Le mythe a la vie dure du “plus vieux métier du monde”, si vieux qu’il serait impossible à extirper des sociétés humaines. N’allez pas parler aux antiabolitionnistes d’égalité entre les sexes, d’éducation des garçons à une sexualité respectueuse de l’autre et d’éducation des filles à un épanouissement hors de la soumission. N’allez pas leur parler non plus de remise en cause du capitalisme, ce capitalisme qui a réussi au stade actuel de la putification la prouesse d’opérer la synthèse entre la domination masculine la plus traditionnelle et le consumérisme le plus moderne. N’allez pas dire à celles et ceux qui trouvent que tapiner, ce n’est pas pire que de trimer à l’usine, qu’elles ou ils n’ont qu’à envoyer leurs propres filles sur le trottoir ou œuvrer à la transformation des usines.

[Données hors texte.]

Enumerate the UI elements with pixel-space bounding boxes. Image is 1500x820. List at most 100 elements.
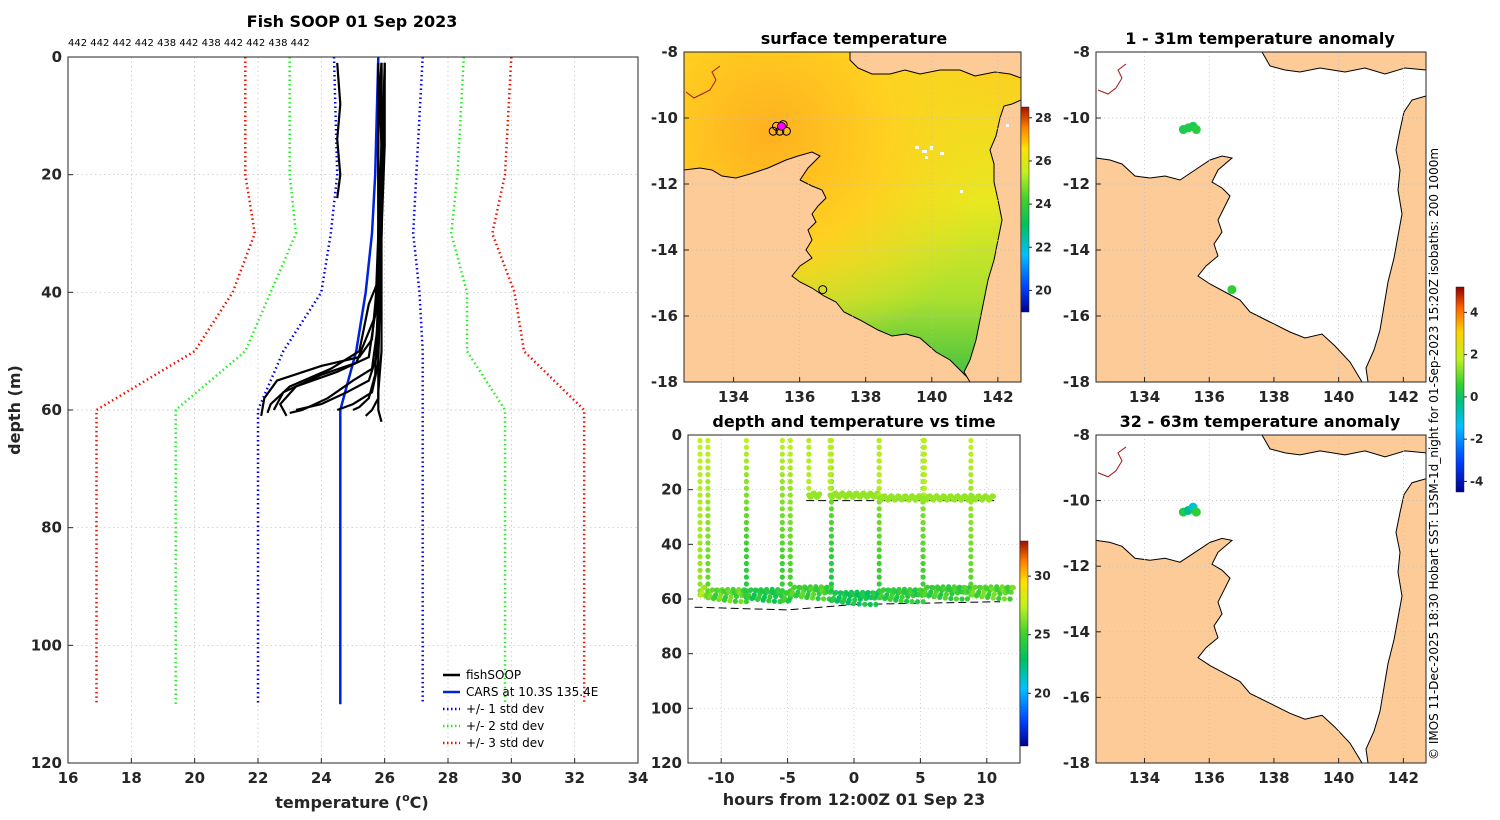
time-depth-point bbox=[743, 444, 750, 450]
time-depth-point bbox=[846, 597, 852, 603]
colorbar-tick-label: 22 bbox=[1035, 240, 1052, 254]
time-depth-point bbox=[779, 567, 785, 573]
colorbar-tick-label: -4 bbox=[1470, 474, 1483, 488]
time-depth-point bbox=[701, 584, 708, 590]
time-depth-point bbox=[743, 574, 750, 580]
time-depth-point bbox=[705, 499, 711, 505]
y-tick-label: 20 bbox=[41, 166, 62, 184]
time-depth-point bbox=[867, 601, 873, 608]
time-depth-point bbox=[827, 472, 833, 478]
time-depth-point bbox=[811, 591, 817, 597]
time-depth-point bbox=[779, 513, 785, 519]
time-depth-point bbox=[915, 599, 921, 605]
time-depth-point bbox=[806, 458, 812, 464]
x-tick-label: 18 bbox=[121, 769, 142, 787]
time-depth-point bbox=[968, 444, 974, 450]
time-depth-point bbox=[920, 513, 926, 519]
land-east bbox=[1365, 95, 1426, 382]
x-tick-label: 16 bbox=[58, 769, 79, 787]
time-depth-point bbox=[697, 485, 703, 491]
x-tick-label: 134 bbox=[718, 388, 749, 406]
sst-gap bbox=[925, 156, 928, 159]
time-depth-point bbox=[787, 574, 793, 580]
time-depth-point bbox=[968, 581, 974, 587]
time-depth-point bbox=[968, 458, 974, 464]
x-tick-label: 142 bbox=[1388, 769, 1419, 787]
time-depth-point bbox=[792, 584, 798, 590]
time-depth-point bbox=[787, 533, 793, 539]
profile-location-marker bbox=[818, 285, 828, 295]
time-depth-point bbox=[899, 594, 905, 600]
time-depth-point bbox=[722, 594, 729, 600]
time-depth-point bbox=[990, 493, 997, 499]
time-depth-point bbox=[779, 540, 785, 546]
time-depth-point bbox=[779, 444, 785, 450]
time-depth-point bbox=[865, 590, 871, 596]
time-depth-point bbox=[828, 526, 835, 532]
time-points bbox=[697, 437, 1017, 608]
time-depth-point bbox=[968, 485, 974, 491]
time-depth-point bbox=[787, 451, 793, 457]
xlabel-sup: o bbox=[402, 791, 410, 804]
bathy-line-lower bbox=[694, 601, 1001, 611]
time-depth-point bbox=[827, 451, 833, 457]
x-tick-label: 26 bbox=[374, 769, 395, 787]
land-east bbox=[1365, 478, 1426, 763]
anomaly-point bbox=[1227, 285, 1237, 295]
time-depth-point bbox=[968, 472, 974, 478]
time-depth-point bbox=[697, 458, 703, 464]
time-depth-point bbox=[968, 437, 974, 444]
y-tick-label: -8 bbox=[661, 43, 678, 61]
fish-profile-line bbox=[336, 62, 342, 199]
std-curve-std2-left bbox=[174, 57, 298, 705]
time-depth-point bbox=[787, 513, 793, 519]
sst-gap bbox=[940, 152, 944, 155]
time-depth-point bbox=[779, 472, 785, 478]
legend-label-std2: +/- 2 std dev bbox=[466, 719, 544, 733]
x-tick-label: 140 bbox=[916, 388, 947, 406]
time-depth-point bbox=[697, 533, 703, 539]
time-depth-point bbox=[697, 499, 703, 505]
time-depth-point bbox=[748, 587, 754, 593]
time-depth-point bbox=[743, 513, 750, 519]
time-depth-point bbox=[968, 451, 974, 457]
time-depth-point bbox=[828, 567, 835, 573]
profile-count-labels: 442 442 442 442 438 442 438 442 442 438 … bbox=[68, 38, 310, 49]
time-depth-point bbox=[736, 587, 742, 593]
time-depth-point bbox=[881, 587, 887, 593]
time-depth-point bbox=[743, 519, 750, 526]
time-depth-point bbox=[705, 581, 711, 587]
time-depth-point bbox=[912, 587, 919, 593]
time-depth-point bbox=[818, 584, 825, 590]
time-depth-point bbox=[705, 519, 711, 526]
x-tick-label: 136 bbox=[1194, 769, 1225, 787]
time-depth-point bbox=[968, 513, 974, 519]
time-depth-point bbox=[920, 533, 926, 539]
y-tick-label: 40 bbox=[661, 535, 682, 553]
time-depth-point bbox=[828, 547, 835, 553]
time-depth-point bbox=[920, 574, 926, 580]
time-depth-point bbox=[884, 592, 890, 598]
time-depth-point bbox=[972, 584, 978, 590]
x-tick-label: 140 bbox=[1323, 388, 1354, 406]
time-depth-point bbox=[806, 444, 812, 450]
time-depth-point bbox=[920, 547, 926, 553]
time-depth-point bbox=[862, 601, 868, 607]
time-depth-point bbox=[705, 458, 711, 464]
time-depth-point bbox=[779, 533, 785, 539]
time-depth-point bbox=[986, 592, 992, 598]
time-depth-point bbox=[699, 590, 705, 596]
current-profile-marker bbox=[777, 121, 786, 131]
time-depth-point bbox=[876, 472, 882, 478]
y-tick-label: -12 bbox=[1063, 557, 1090, 575]
time-depth-point bbox=[697, 519, 703, 526]
time-depth-point bbox=[787, 458, 793, 464]
time-depth-point bbox=[697, 540, 703, 546]
xlabel-text: temperature ( bbox=[275, 793, 402, 812]
time-depth-point bbox=[1001, 596, 1008, 602]
time-depth-point bbox=[968, 506, 974, 512]
y-tick-label: -16 bbox=[651, 307, 678, 325]
std-curve-std1-left bbox=[256, 56, 339, 705]
time-depth-point bbox=[1008, 589, 1014, 595]
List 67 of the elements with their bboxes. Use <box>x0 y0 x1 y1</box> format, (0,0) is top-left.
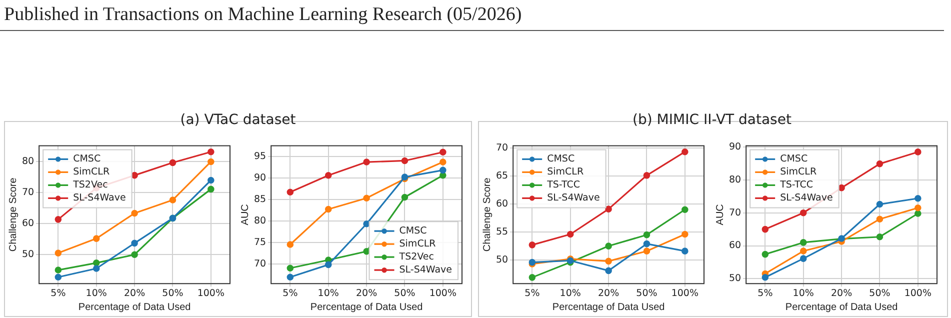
y-tick-label: 55 <box>496 226 508 238</box>
x-tick-label: 20% <box>830 288 852 299</box>
chart-title: (b) MIMIC II-VT dataset <box>632 112 792 128</box>
x-axis-title: Percentage of Data Used <box>78 302 191 313</box>
legend-label: SimCLR <box>547 166 584 178</box>
legend-label: SL-S4Wave <box>399 264 452 276</box>
x-tick-label: 50% <box>636 288 658 299</box>
legend-label: SL-S4Wave <box>780 192 833 204</box>
y-axis-title: Challenge Score <box>482 177 493 252</box>
legend-label: CMSC <box>73 154 101 165</box>
y-tick-label: 50 <box>496 254 508 266</box>
legend-label: CMSC <box>547 154 575 165</box>
text: Published in Transactions on Machine Learning Research (05/2026) <box>4 4 522 26</box>
y-tick-label: 80 <box>22 156 34 168</box>
x-tick-label: 10% <box>792 288 814 299</box>
x-tick-label: 100% <box>197 288 224 299</box>
legend-label: TS-TCC <box>779 180 814 191</box>
legend-label: SL-S4Wave <box>547 192 600 204</box>
y-tick-label: 50 <box>22 248 34 260</box>
x-tick-label: 10% <box>318 288 339 299</box>
legend-label: SimCLR <box>73 166 110 178</box>
x-tick-label: 20% <box>356 288 378 299</box>
y-tick-label: 60 <box>496 198 508 210</box>
x-tick-label: 20% <box>598 288 620 299</box>
y-tick-label: 85 <box>254 194 266 205</box>
x-tick-label: 50% <box>869 288 890 299</box>
y-tick-label: 60 <box>728 240 742 252</box>
x-tick-label: 100% <box>671 288 698 299</box>
legend-label: TS2Vec <box>398 252 434 263</box>
y-tick-label: 70 <box>728 207 742 218</box>
legend-label: SimCLR <box>399 238 436 250</box>
x-tick-label: 50% <box>394 288 416 299</box>
y-tick-label: 90 <box>254 172 266 184</box>
x-tick-label: 100% <box>904 288 932 299</box>
x-axis-title: Percentage of Data Used <box>552 302 665 313</box>
legend-label: TS-TCC <box>546 180 580 191</box>
y-tick-label: 80 <box>728 174 742 186</box>
y-tick-label: 50 <box>728 273 742 284</box>
y-tick-label: 65 <box>496 170 508 182</box>
x-tick-label: 50% <box>162 288 184 299</box>
legend-label: CMSC <box>780 154 808 165</box>
x-tick-label: 5% <box>524 288 540 299</box>
y-tick-label: 80 <box>254 215 266 226</box>
y-tick-label: 75 <box>254 236 266 248</box>
legend-label: TS2Vec <box>72 180 108 191</box>
x-tick-label: 5% <box>758 288 773 299</box>
x-tick-label: 5% <box>50 288 66 299</box>
y-axis-title: Challenge Score <box>8 177 19 252</box>
x-tick-label: 10% <box>560 288 581 299</box>
x-axis-title: Percentage of Data Used <box>310 302 423 313</box>
y-tick-label: 70 <box>254 258 266 270</box>
y-tick-label: 70 <box>496 142 508 154</box>
x-tick-label: 100% <box>429 288 456 299</box>
x-tick-label: 5% <box>282 288 298 299</box>
legend-label: SL-S4Wave <box>73 192 126 204</box>
y-tick-label: 60 <box>22 218 34 229</box>
y-axis-title: AUC <box>240 204 251 226</box>
x-tick-label: 10% <box>86 288 107 299</box>
y-axis-title: AUC <box>714 204 726 226</box>
y-tick-label: 70 <box>22 187 34 198</box>
y-tick-label: 95 <box>254 150 266 162</box>
y-tick-label: 90 <box>728 141 742 152</box>
legend-label: SimCLR <box>780 166 817 178</box>
x-tick-label: 20% <box>124 288 146 299</box>
x-axis-title: Percentage of Data Used <box>785 302 898 313</box>
chart-title: (a) VTaC dataset <box>179 112 297 128</box>
legend-label: CMSC <box>399 226 428 237</box>
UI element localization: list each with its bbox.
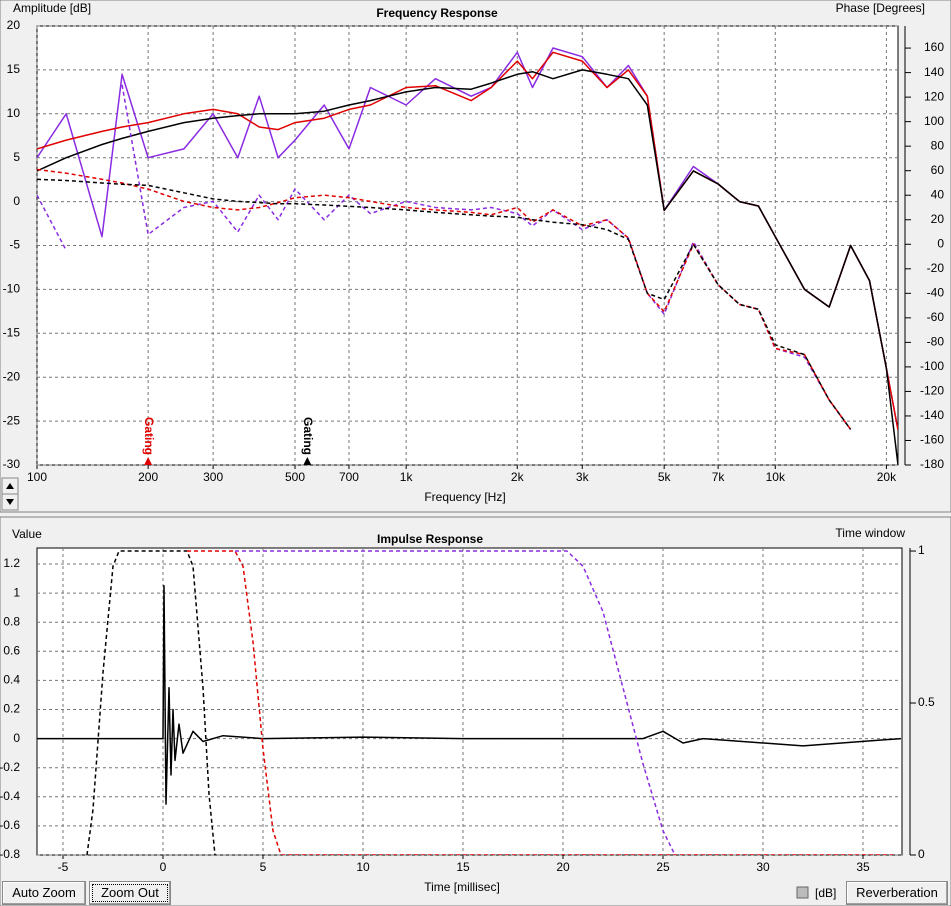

N’allez pas leur dire non plus que les quelques rares prostituées qui affirment avoir choisi librement leur “métier” ont le plus souvent des histoires personnelles difficiles, faites de traumatismes, de névroses et d’addictions dont l’origine est souvent liée à la violence masculine, notamment familiale. N’allez pas leur dire que la violence masculine, la prédation sexuelle, la libido exacerbée à un degré pathologique sont des troubles qui pourraient être atténués sensiblement par un traitement social, éducatif ou médical. N’allez pas leur dire que la misère sexuelle, et naturellement la violence, résultent souvent de la misère économique. Ils vous traiteraient de curés, de peine-à-jouir, de castrateurs, de partisans de l’ordre moral… Cut the crap !

Dans le discours des antiabolitionnistes, il reste toutefois un élément qui ne manque pas de pertinence : la prostitution est souvent rapportée à la question du travail, devenu à la faveur des techniques modernes de management tellement aliénant que les défenseurs de la prostitution peuvent sans être traités de fous présenter celle-ci comme un moindre mal, voire comme une activité qui serait finalement plus désirable que le travail “ordinaire” (du moins celui réservé aux plus démunis). C’est le signe que le travail, pour la majorité des travailleurs, est bel et bien d’ores et déjà ressenti comme une forme de prostitution. Qu’on vende son cul ou qu’on sacrifie sa dignité, sa santé et son intégrité physique et morale en vendant sa force de travail, finalement, dans bien des cas, la différence n’est pas évidente. La putification, en même temps qu’elle légitime la prostitution et la présente comme une fatalité naturelle irréductible, en fait aussi le modèle absolu de toute autre activité humaine. En affichant son vœu d’abolir la prostitution, Najat Vallaud-Belkacem fait preuve d’une louable ambition, mais au stade avancé de putification où nous sommes rendus, cela ne sera possible qu’en mettant en œuvre sur le long terme une ambition encore plus grande : abolir le capitalisme lui-même. Hélas, ce n’est en aucun cas la mission qui a été confiée par le nouveau président Hollande au gouvernement auquel appartient Najat Vallaud-Belkacem.